Couples and families with children strolled, sampled food and spent money as well as time with artists and other vendors. Some people remember the days when most same-sex couples avoided events such as this because they had safety concerns.

"So it's great to see this progress but we still have a long ways to go in a lot of places," said Stan Kimer, standing about half a block away from a very vocal group of protesters.



Holding signs that displayed several slurs and insults aimed at the LGBT community, that group stood behind a man with a microphone and bullhorn. He referenced religion several times while walking up to onlookers. Most laughed or ignored the man, but a few stood and argued with him as Raleigh police officers kept the peace.

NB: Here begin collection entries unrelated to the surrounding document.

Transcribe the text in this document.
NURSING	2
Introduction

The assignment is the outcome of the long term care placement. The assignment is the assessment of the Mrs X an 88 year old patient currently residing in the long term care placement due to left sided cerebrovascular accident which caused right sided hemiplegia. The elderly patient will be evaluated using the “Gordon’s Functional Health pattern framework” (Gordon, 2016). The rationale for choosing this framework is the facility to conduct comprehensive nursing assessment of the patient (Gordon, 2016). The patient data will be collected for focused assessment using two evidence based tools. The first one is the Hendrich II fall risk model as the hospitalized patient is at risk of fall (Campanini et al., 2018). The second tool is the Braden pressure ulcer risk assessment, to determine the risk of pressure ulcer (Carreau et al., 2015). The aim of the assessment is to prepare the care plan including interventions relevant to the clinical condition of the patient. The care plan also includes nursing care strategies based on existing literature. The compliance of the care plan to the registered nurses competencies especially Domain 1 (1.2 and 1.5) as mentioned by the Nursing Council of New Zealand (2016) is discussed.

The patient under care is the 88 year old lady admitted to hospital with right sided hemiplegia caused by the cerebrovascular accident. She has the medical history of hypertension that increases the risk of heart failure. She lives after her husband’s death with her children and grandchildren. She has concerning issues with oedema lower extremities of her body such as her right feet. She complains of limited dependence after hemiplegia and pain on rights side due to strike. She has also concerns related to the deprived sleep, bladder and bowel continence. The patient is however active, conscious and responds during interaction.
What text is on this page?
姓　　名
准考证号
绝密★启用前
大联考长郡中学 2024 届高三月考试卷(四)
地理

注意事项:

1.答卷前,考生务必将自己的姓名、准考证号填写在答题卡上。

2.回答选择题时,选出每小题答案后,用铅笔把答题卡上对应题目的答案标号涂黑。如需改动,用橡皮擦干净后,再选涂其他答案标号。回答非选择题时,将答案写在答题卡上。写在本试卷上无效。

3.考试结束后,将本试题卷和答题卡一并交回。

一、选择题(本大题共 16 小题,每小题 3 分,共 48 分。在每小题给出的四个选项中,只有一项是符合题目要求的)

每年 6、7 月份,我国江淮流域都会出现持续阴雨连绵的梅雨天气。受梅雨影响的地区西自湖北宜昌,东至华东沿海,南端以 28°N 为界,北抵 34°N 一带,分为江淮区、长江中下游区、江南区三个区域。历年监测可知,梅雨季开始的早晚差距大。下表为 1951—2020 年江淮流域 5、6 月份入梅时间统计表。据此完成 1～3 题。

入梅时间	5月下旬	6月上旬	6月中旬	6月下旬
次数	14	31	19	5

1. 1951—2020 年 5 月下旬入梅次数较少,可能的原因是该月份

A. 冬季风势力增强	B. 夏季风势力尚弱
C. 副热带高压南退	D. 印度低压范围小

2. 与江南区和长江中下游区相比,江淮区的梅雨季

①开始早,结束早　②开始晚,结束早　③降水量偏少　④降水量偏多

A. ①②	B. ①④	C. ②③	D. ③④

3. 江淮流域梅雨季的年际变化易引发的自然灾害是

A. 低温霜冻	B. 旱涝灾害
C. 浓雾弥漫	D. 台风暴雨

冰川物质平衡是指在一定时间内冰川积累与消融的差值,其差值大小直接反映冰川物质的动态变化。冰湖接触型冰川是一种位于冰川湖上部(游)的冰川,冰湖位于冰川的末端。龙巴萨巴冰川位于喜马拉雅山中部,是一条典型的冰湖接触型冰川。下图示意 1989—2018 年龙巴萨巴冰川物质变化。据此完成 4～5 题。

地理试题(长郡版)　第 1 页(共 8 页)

'They're allowed to have free speech," said Kelly Taylor of Out Raleigh. "I do think they need to have a better understanding of community."

"You are welcome here, at the LGBT Center of Raleigh and Raleigh in general. Because y'all means all, and love doesn't have borders," said Katie Kennedy of Out Raleigh.

Corporate supporters, including Bayer and BASF, promoted diversity and inclusion with booths set up along Fayetteville Street. Many of the people attending Out Raleigh know that Amazon's looking for a city that makes all workers feel welcome as it considers Raleigh as a possible location for expansion.

"I still think there's questions up in the air about HB2 and how Amazon is looking at things, and how the area's looking at things," said Ken Dayton. "But I think we're getting closer to a closer proximity and a settlement of what is going to work for everybody."

Organizers say the annual celebration is not the end of their advocacy for all marginalized people.

"It's about more than the LGBTQ community. It's about everyone. We're recognizing immigrants and refugees this year with our theme, Love Without Borders," said Out Raleigh's Kelly Taylor.